Kinder malen und stempeln gern. Das dachten auch Freunde der Familie S., als sie deren Kindern Filzstifte mit integrierten Druck- und Rollstempeln von Tchibo mitbrachten. Bald fiel der aufmerksamen Mutter jedoch der starke Geruch nach Lösungsmitteln auf und sie wandte sich an die Tchibo-Kundenservicestelle mit der Bitte um Stellungnahme und an uns.

Nicht für Kinder geeignet

Stempel-Filzstifte vor einiger Zeit bei Tchibo erhältlich: giftig und ungeeignet für Kinder /Bild: E. Würth/VKI 

Wir haben die Stifte vom österreichischen Umweltbundesamt und dem deutschen Prüfinstitut DEKRA chemisch analysieren lassen.
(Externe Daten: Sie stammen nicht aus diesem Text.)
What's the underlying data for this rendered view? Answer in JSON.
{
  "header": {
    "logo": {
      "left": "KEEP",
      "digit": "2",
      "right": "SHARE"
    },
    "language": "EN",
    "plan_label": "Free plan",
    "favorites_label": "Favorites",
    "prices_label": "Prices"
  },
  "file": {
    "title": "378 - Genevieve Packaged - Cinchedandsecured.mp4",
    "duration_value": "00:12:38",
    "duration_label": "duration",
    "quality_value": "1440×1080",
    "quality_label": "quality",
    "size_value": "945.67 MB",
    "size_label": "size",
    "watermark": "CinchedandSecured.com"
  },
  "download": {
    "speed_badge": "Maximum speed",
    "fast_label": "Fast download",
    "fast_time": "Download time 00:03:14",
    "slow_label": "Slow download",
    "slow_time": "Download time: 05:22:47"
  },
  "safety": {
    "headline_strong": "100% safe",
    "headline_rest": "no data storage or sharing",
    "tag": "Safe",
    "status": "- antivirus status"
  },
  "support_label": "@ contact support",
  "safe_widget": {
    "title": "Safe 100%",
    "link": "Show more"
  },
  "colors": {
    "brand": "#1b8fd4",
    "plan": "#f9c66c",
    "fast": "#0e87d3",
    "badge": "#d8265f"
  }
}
Ein alarmierendes Ergebnis kam zutage: Die Filzstifte mit Stempelfunktion enthalten gesundheitlich gefährliche Stoffe und haben nichts in Kinderhänden verloren!

Dabei stellt nicht das Saugen an den Malutensilien eine Gefahr dar sondern die Inhalation. Schon allein das nicht vermeidbare Einatmen beim Malen ist schädlich. Die Aufnahme der schädlichen Stoffe erfolgt über das bedruckte Blatt, sprich mit jedem Malstrich oder Stempelaufdruck, den Kinder auf einem vor sich liegenden Mal-Bogen anfertigen.

Auch wenn Tchibo die Stifte nicht mehr verkauft: Sie befinden sich im Umlauf und werden von Kindern verwendet. Unsere Experten raten dringend vor dem Benützen dieser Tchibo-Mal- und Stempelstifte mit der Artikel-Nr. 290474  ab!

Prüfgutachten von Tchibo

Auf ihre Rückfrage bei Tchibo erhielt die Leserin die Information, dass das Mal- und Stempelstifte-Set von einem akkreditierten und unabhängigen Prüfinstitut überprüft wurde. Zitat aus der Mail-Antwort der Tchibo-Kundenservicestelle: "Die gesundheitliche Unbedenklichkeit wurde bestätigt. Sie können somit sicher sein, dass in den Farben keine giftigen Bestandteile enthalten sind“. Lesen Sie auch die beiden Stellungnahmen von Tchibo auf den nächsten Seiten.

Gefahr durch Inhalieren

Das Ergebnis unserer chemischen Analyse zeigt: Die Stifte erfüllen zwar die in der derzeitigen Fassung der Kinderspielzeugverordnung vorgesehene Europäische Norm (EN) 71/9-11. Das bedeutet: Den Stift in den Mund zu nehmen und daran zu saugen ist laut Norm gesundheitlich nicht bedenklich. Eines jedoch zieht diese Art der Prüfung nicht in Betracht: die enorme Gefahr der Aufnahme über die Atemwege. Anders als beim Malen können Kinder mit der Stempelfunktion in relativ kurzer Zeit sehr große Oberflächen stempeln. Dabei atmen sie Lösungsmitteldämpfe ein.

Prüfnorm prüft das Falsche

Wenn also die Prüfnorm das eigentliche Anwendungsspektrum, hier das Stempeln und Malen, nicht wirklich abdeckt, so ist unserer Meinung nach zusätzlich eine sogenannte Baumusterprüfung durchzuführen. Im Rahmen dieser Prüfung ist im vorliegenden Fall eine Inhalationsanalyse erforderlich. Tchibo hat bei den Filzstiften mit Stempelfunktion durch die Prüfung nur die orale Aufnahme, nicht aber das Inhalieren einbezogen. Das Produkt ist somit entgegen der Auskunft der Kundenservicestelle an die Mutter gesundheitlich nicht unbedenklich.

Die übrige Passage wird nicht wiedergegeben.